Putative monosynaptic connections reflect neuronal type. (A) Cross-correlogram (Lower, referenced to firing by the putative Int) implies reciprocal monosynaptic interactions between an FS Int and an RS Pyr cell identified by their autocorrelograms (y-axis display rate in Hz) and spike waveforms (Upper Left and Upper Right, respectively). The large peak in the cross-correlogram indicates that the putative Pyr cell is systematically firing ∼2 ms before the putative FS Int. Conversely, the decreased firing for 4 ms after the putative Int firing suggests that it inhibits the putative Pyr cell. Dashed green lines show the 99% confidence interval from jittered spike trains. (B) In this example a putative Pyr cell (reference of the cross-correlogram) tended to excite a putative Int at a latency of ∼3 ms. In A and B, cells were recorded on the same electrodes; because of the nature of spike detection, the central values of the cross-correlograms are thus null. (C) The sign and strength of the putative monosynaptic connections were matched to the spike's average waveform. Small dots, all neurons; large dots, identified cell that appeared to monosynaptically affect another cell. Color code for sign (blue, excitation; red, inhibition) and strength (dark, weak; light, strong) of the connection. (D) Total number of synaptic connections between pairs of cells recorded by the same first- or second-neighbor electrodes.

Fig. 4.

Spatial distribution of cell–cell interactions in an example 2D recording session. (Center Upper) Correlation values of one putative Pyr cell with all others. Color codes for the absolute value of Pearson's correlation (calculated for 50-ms bins), with black indicating low correlation and copper indicating high. (Right) Randomly chosen cross-correlograms between the reference cell and nine others sorted by correlation values.
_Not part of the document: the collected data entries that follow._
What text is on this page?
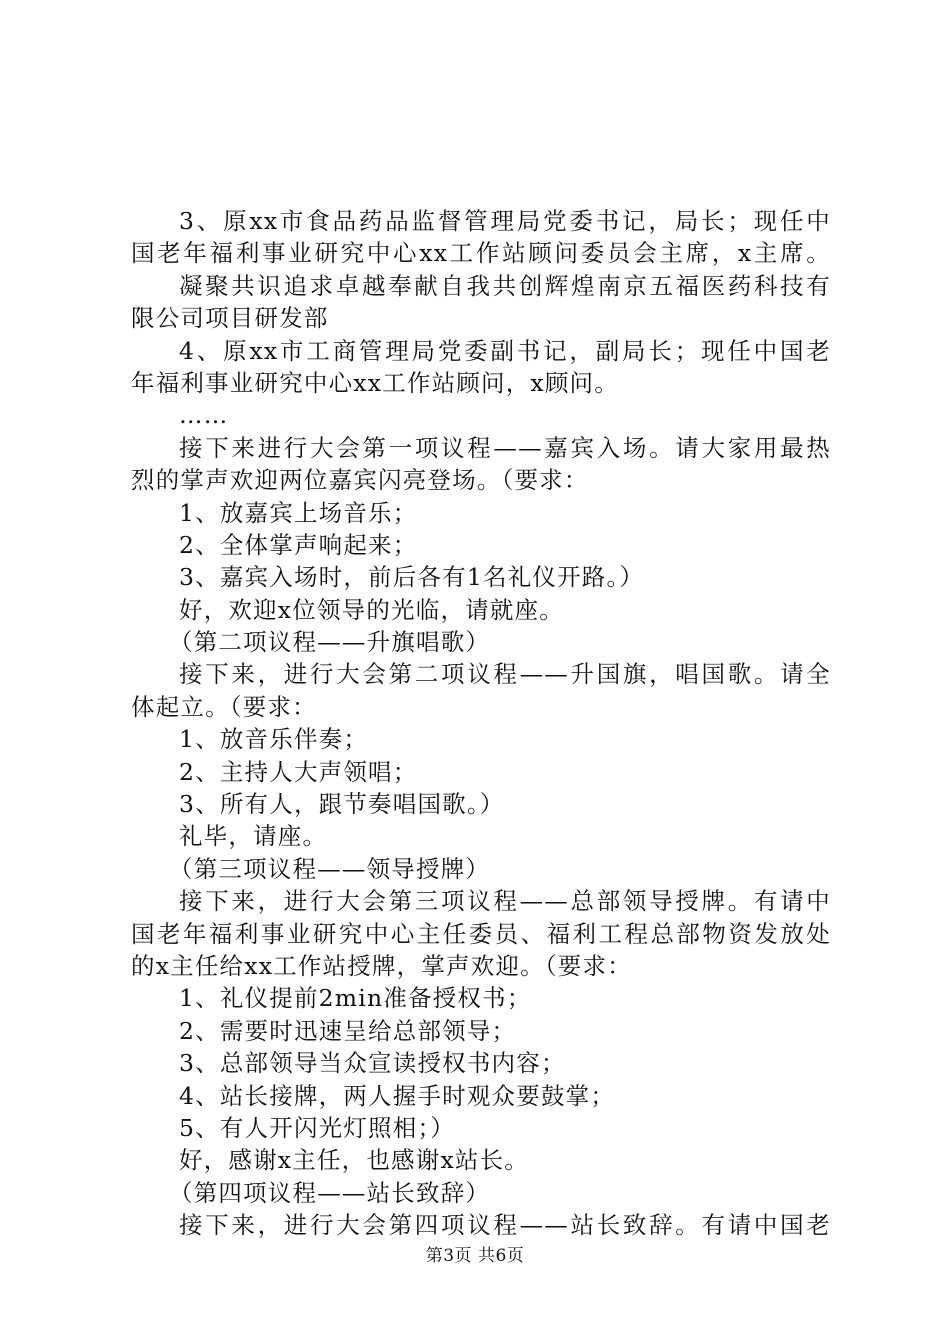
3、原xx市食品药品监督管理局党委书记，局长；现任中
国老年福利事业研究中心xx工作站顾问委员会主席，x主席。
凝聚共识追求卓越奉献自我共创辉煌南京五福医药科技有
限公司项目研发部
4、原xx市工商管理局党委副书记，副局长；现任中国老
年福利事业研究中心xx工作站顾问，x顾问。
……
接下来进行大会第一项议程——嘉宾入场。请大家用最热
烈的掌声欢迎两位嘉宾闪亮登场。（要求：
1、放嘉宾上场音乐；
2、全体掌声响起来；
3、嘉宾入场时，前后各有1名礼仪开路。）
好，欢迎x位领导的光临，请就座。
（第二项议程——升旗唱歌）
接下来，进行大会第二项议程——升国旗，唱国歌。请全
体起立。（要求：
1、放音乐伴奏；
2、主持人大声领唱；
3、所有人，跟节奏唱国歌。）
礼毕，请座。
（第三项议程——领导授牌）
接下来，进行大会第三项议程——总部领导授牌。有请中
国老年福利事业研究中心主任委员、福利工程总部物资发放处
的x主任给xx工作站授牌，掌声欢迎。（要求：
1、礼仪提前2min准备授权书；
2、需要时迅速呈给总部领导；
3、总部领导当众宣读授权书内容；
4、站长接牌，两人握手时观众要鼓掌；
5、有人开闪光灯照相；）
好，感谢x主任，也感谢x站长。
（第四项议程——站长致辞）
接下来，进行大会第四项议程——站长致辞。有请中国老
第3页 共6页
The y axis displays instantaneous rates of target cells. (Center Lower) Correlations between one putative Int and all others. (Left) Sample Int–Int cross-correlograms.

Fig. 5.

Relation of firing correlation to distance between cells. (A) Normalized coefficients of correlations were plotted against the distance between the two cells in each pair of putative Int (I–I correlations, Left) and putative Pyr (E–E correlations, Right) cells computed on time bins of 50 ms. Only the E–E group shows a significant linear regression (red and blue lines). (B) Correlation values of linear regressions for different time bins. Shaded areas indicate the 95% confidence interval (Fisher method). Numbers of cell pairs are indicated for the two populations. (C) Same as in A but normalized correlation coefficients were averaged over 0.8-mm spatial intervals. For E–E connections, the decay is well fitted with an exponential. (D) Strength and extent of spatial modulation of E–E correlations relative to the time bin width. Strength of spatial modulation is estimated with the dimensionless quantity κ/β. Green intensity codes for spatial extent of the modulation (λ). (Inset) Values (y axis) of the fitting parameters β (solid line) and κ (dotted line) in function of time bin length (x axis). (E) Same as in B but in different wake/sleep states. Analyses were restricted to cells with mean firing rate > 0.3 Hz in each particular state, resulting in the different numbers of cell pairs as indicated.